Capture d’écran, Ville de Paris


Au cours de mes promenades, des panneaux publicitaires souvenirs de la panthéonisation de Badinter évoquée au dernier billet. Sur cette photo-ci (que j’ai récupérée sur internet), un cycliste.
J'ai eu l’impression cette fois à Paris que les cyclistes s’étaient mis un peu au pas ; ils viennent moins frôler le marcheur que dans mon souvenir. C’est une trop grande ville ; les piétons se défendent – il y a qui plus est une certaine tradition de râlerie. En plus, les cyclistes eux-mêmes sont boutés un peu hors par leurs cousins motorisés : trottinettes, vélos électriques et autres étranges engins à grosses roues, hydres particulièrement laids entre des vélos et des motos (peut-être ces choses ont-elles un nom?)
À Strasbourg, l’affaire est tout autre. On y verra peut-être bientôt fleurir des panneaux d’interdiction de passage aux piétons sur les trottoirs…

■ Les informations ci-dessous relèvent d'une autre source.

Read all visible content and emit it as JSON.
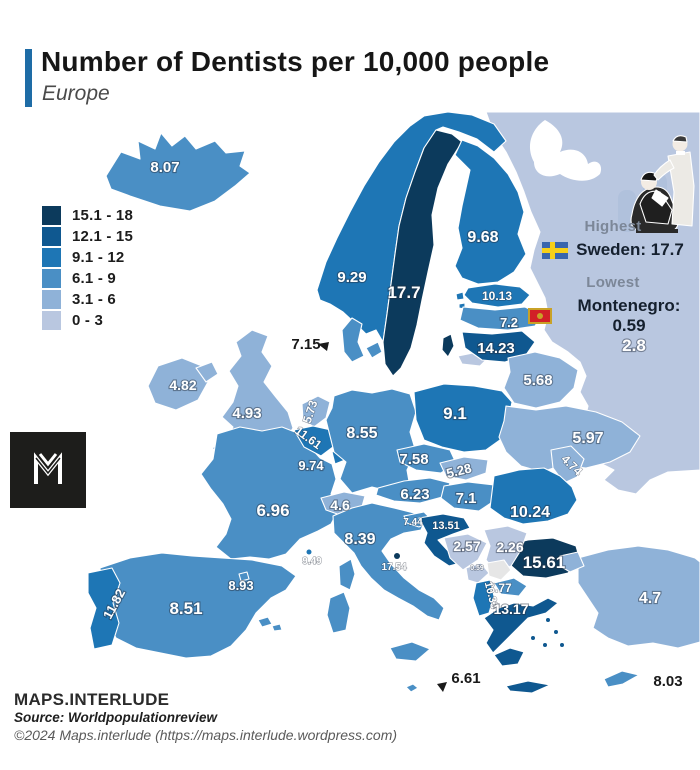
{
  "header": {
    "title": "Number of Dentists per 10,000 people",
    "subtitle": "Europe",
    "accent_color": "#1e6ca6"
  },
  "legend": {
    "items": [
      {
        "label": "15.1 - 18",
        "color": "#0c3a5c"
      },
      {
        "label": "12.1 - 15",
        "color": "#0f5890"
      },
      {
        "label": "9.1 - 12",
        "color": "#1e76b5"
      },
      {
        "label": "6.1 - 9",
        "color": "#4a8fc5"
      },
      {
        "label": "3.1 - 6",
        "color": "#8fb2d8"
      },
      {
        "label": "0 - 3",
        "color": "#b9c7e0"
      }
    ]
  },
  "callout": {
    "highest_label": "Highest",
    "highest_text": "Sweden: 17.7",
    "lowest_label": "Lowest",
    "lowest_text": "Montenegro: 0.59"
  },
  "footer": {
    "brand": "MAPS.INTERLUDE",
    "source": "Source: Worldpopulationreview",
    "copyright": "©2024 Maps.interlude (https://maps.interlude.wordpress.com)"
  },
  "chart_data": {
    "type": "choropleth",
    "title": "Number of Dentists per 10,000 people",
    "region": "Europe",
    "unit": "dentists per 10,000 people",
    "no_data_color": "#e6e6e6",
    "bins": [
      {
        "range": "15.1 - 18",
        "color": "#0c3a5c"
      },
      {
        "range": "12.1 - 15",
        "color": "#0f5890"
      },
      {
        "range": "9.1 - 12",
        "color": "#1e76b5"
      },
      {
        "range": "6.1 - 9",
        "color": "#4a8fc5"
      },
      {
        "range": "3.1 - 6",
        "color": "#8fb2d8"
      },
      {
        "range": "0 - 3",
        "color": "#b9c7e0"
      }
    ],
    "countries": [
      {
        "id": "iceland",
        "name": "Iceland",
        "value": "8.07",
        "bin": 3
      },
      {
        "id": "norway",
        "name": "Norway",
        "value": "9.29",
        "bin": 2
      },
      {
        "id": "sweden",
        "name": "Sweden",
        "value": "17.7",
        "bin": 0
      },
      {
        "id": "finland",
        "name": "Finland",
        "value": "9.68",
        "bin": 2
      },
      {
        "id": "russia",
        "name": "Russia",
        "value": "2.8",
        "bin": 5
      },
      {
        "id": "estonia",
        "name": "Estonia",
        "value": "10.13",
        "bin": 2
      },
      {
        "id": "latvia",
        "name": "Latvia",
        "value": "7.2",
        "bin": 3
      },
      {
        "id": "lithuania",
        "name": "Lithuania",
        "value": "14.23",
        "bin": 1
      },
      {
        "id": "denmark",
        "name": "Denmark",
        "value": "7.15",
        "bin": 3
      },
      {
        "id": "ireland",
        "name": "Ireland",
        "value": "4.82",
        "bin": 4
      },
      {
        "id": "uk",
        "name": "United Kingdom",
        "value": "4.93",
        "bin": 4
      },
      {
        "id": "netherlands",
        "name": "Netherlands",
        "value": "5.73",
        "bin": 4
      },
      {
        "id": "belgium",
        "name": "Belgium",
        "value": "11.61",
        "bin": 2
      },
      {
        "id": "luxembourg",
        "name": "Luxembourg",
        "value": "9.74",
        "bin": 2
      },
      {
        "id": "germany",
        "name": "Germany",
        "value": "8.55",
        "bin": 3
      },
      {
        "id": "poland",
        "name": "Poland",
        "value": "9.1",
        "bin": 2
      },
      {
        "id": "belarus",
        "name": "Belarus",
        "value": "5.68",
        "bin": 4
      },
      {
        "id": "ukraine",
        "name": "Ukraine",
        "value": "5.97",
        "bin": 4
      },
      {
        "id": "czechia",
        "name": "Czechia",
        "value": "7.58",
        "bin": 3
      },
      {
        "id": "slovakia",
        "name": "Slovakia",
        "value": "5.28",
        "bin": 4
      },
      {
        "id": "austria",
        "name": "Austria",
        "value": "6.23",
        "bin": 3
      },
      {
        "id": "hungary",
        "name": "Hungary",
        "value": "7.1",
        "bin": 3
      },
      {
        "id": "moldova",
        "name": "Moldova",
        "value": "4.74",
        "bin": 4
      },
      {
        "id": "romania",
        "name": "Romania",
        "value": "10.24",
        "bin": 2
      },
      {
        "id": "france",
        "name": "France",
        "value": "6.96",
        "bin": 3
      },
      {
        "id": "switzerland",
        "name": "Switzerland",
        "value": "4.6",
        "bin": 4
      },
      {
        "id": "monaco",
        "name": "Monaco",
        "value": "9.49",
        "bin": 2
      },
      {
        "id": "italy",
        "name": "Italy",
        "value": "8.39",
        "bin": 3
      },
      {
        "id": "san-marino",
        "name": "San Marino",
        "value": "17.54",
        "bin": 0
      },
      {
        "id": "slovenia",
        "name": "Slovenia",
        "value": "7.44",
        "bin": 3
      },
      {
        "id": "croatia",
        "name": "Croatia",
        "value": "13.51",
        "bin": 1
      },
      {
        "id": "bosnia",
        "name": "Bosnia and Herzegovina",
        "value": "2.57",
        "bin": 5
      },
      {
        "id": "serbia",
        "name": "Serbia",
        "value": "2.26",
        "bin": 5
      },
      {
        "id": "montenegro",
        "name": "Montenegro",
        "value": "0.59",
        "bin": 5
      },
      {
        "id": "kosovo",
        "name": "Kosovo",
        "value": null,
        "bin": -1
      },
      {
        "id": "north-macedonia",
        "name": "North Macedonia",
        "value": "7.77",
        "bin": 3
      },
      {
        "id": "albania",
        "name": "Albania",
        "value": "10.33",
        "bin": 2
      },
      {
        "id": "greece",
        "name": "Greece",
        "value": "13.17",
        "bin": 1
      },
      {
        "id": "bulgaria",
        "name": "Bulgaria",
        "value": "15.61",
        "bin": 0
      },
      {
        "id": "turkey",
        "name": "Turkey",
        "value": "4.7",
        "bin": 4
      },
      {
        "id": "spain",
        "name": "Spain",
        "value": "8.51",
        "bin": 3
      },
      {
        "id": "portugal",
        "name": "Portugal",
        "value": "11.82",
        "bin": 2
      },
      {
        "id": "andorra",
        "name": "Andorra",
        "value": "8.93",
        "bin": 3
      },
      {
        "id": "malta",
        "name": "Malta",
        "value": "6.61",
        "bin": 3
      },
      {
        "id": "cyprus",
        "name": "Cyprus",
        "value": "8.03",
        "bin": 3
      }
    ]
  }
}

Bien. Mais le lit défait, là-dedans ?

C'est qu’au retour à ce qui est encore chez moi, en ce moment (à Haguenau), je furète sur quelques blogs où j’ai coutume d’aller de temps en temps. Kristin Lagerqvist (blog Krickelins), dont je parlais il n’y a pas si longtemps, remet ça avec son lit défait, que d’un côté, etc.
Elle s’apprête à le retrouver (le lit) :

« (...) jag är på väg till mitt paradis och jag kan knappt bärga mig. Uppe i ottan, faktiskt tidigare än jag behöver men jag har vaknat två gånger i timmen hela natten. Varför gör man alltid det när man vet att man ska upp tidigt? Är det för att kroppen är så rädd att försova sig så den inte riktigt somnar kanske…? »

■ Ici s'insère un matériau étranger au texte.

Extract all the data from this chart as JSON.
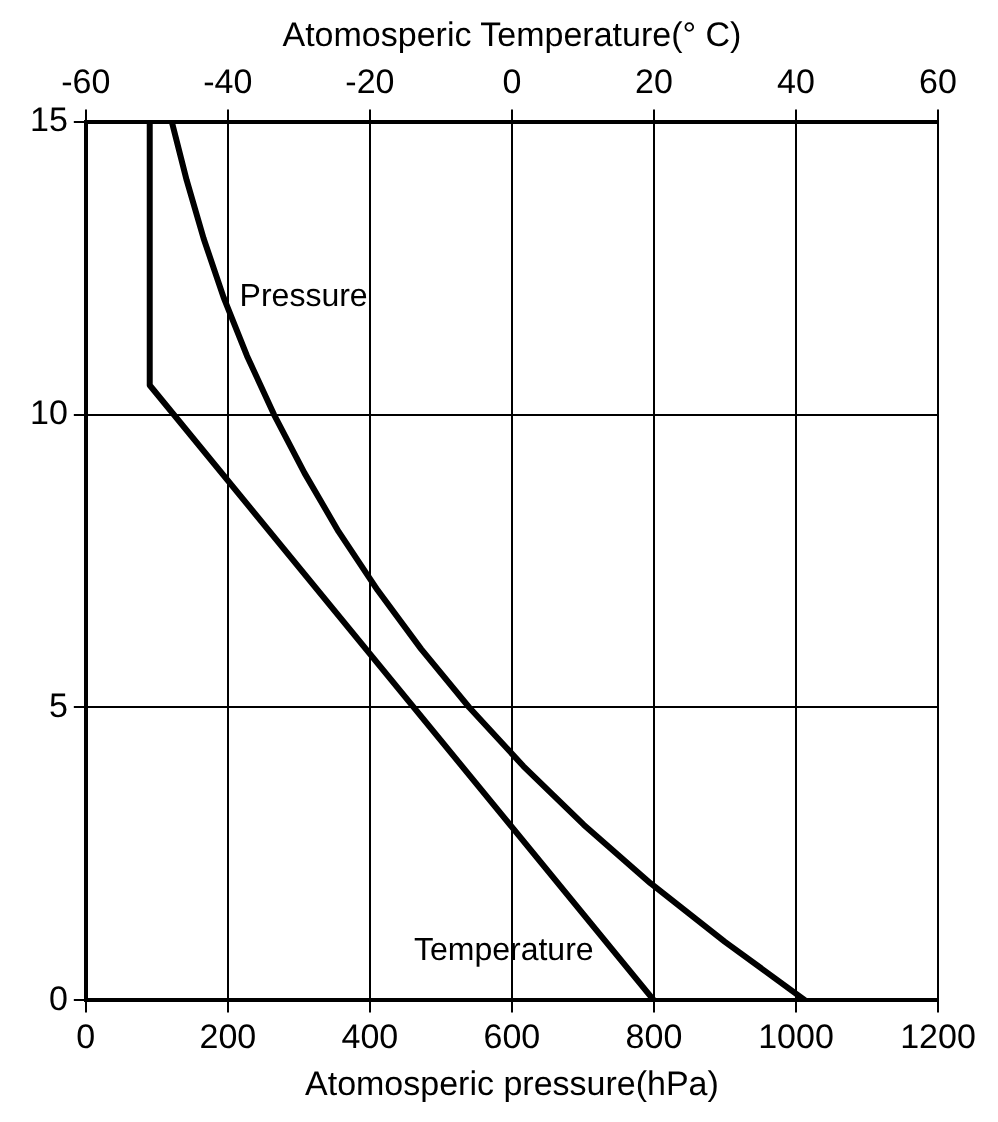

« (...) je m’apprête à rejoindre mon paradis et je trépigne d’impatience. J’étais debout à l’aube, clairement plus tôt que nécessaire, mais je me suis réveillée deux fois par heure toute la nuit.
Pourquoi en est-il toujours ainsi quand on sait qu’on va se lever tôt ? Est-ce parce que le corps craint de ne pas se réveiller et qu’il ne s’endort pas réellement… ? »

La photo est la même que celle évoquée là. Je n’avais pas remarqué le livre ouvert.

Sur le mien, de lit défait, un Panaït Istrati que je me suis procuré au salon de la revue…

Mais le mien, de lit, est défait, mal fait, pour d’autres raisons sans doute que pour celui de K. Lagerqvist. C’est en lien à ce vagabondage dont je parlais sans doute ; vagabond en ma ville (ou l’une d’elles), mais mon logement est dans un ailleurs que je quitterai vraisemblablement assez vite (raisons professionnelles, etc.)


Bon, mais quant au sommeil ; je me rends compte que j’en ai bien peu parlé ici.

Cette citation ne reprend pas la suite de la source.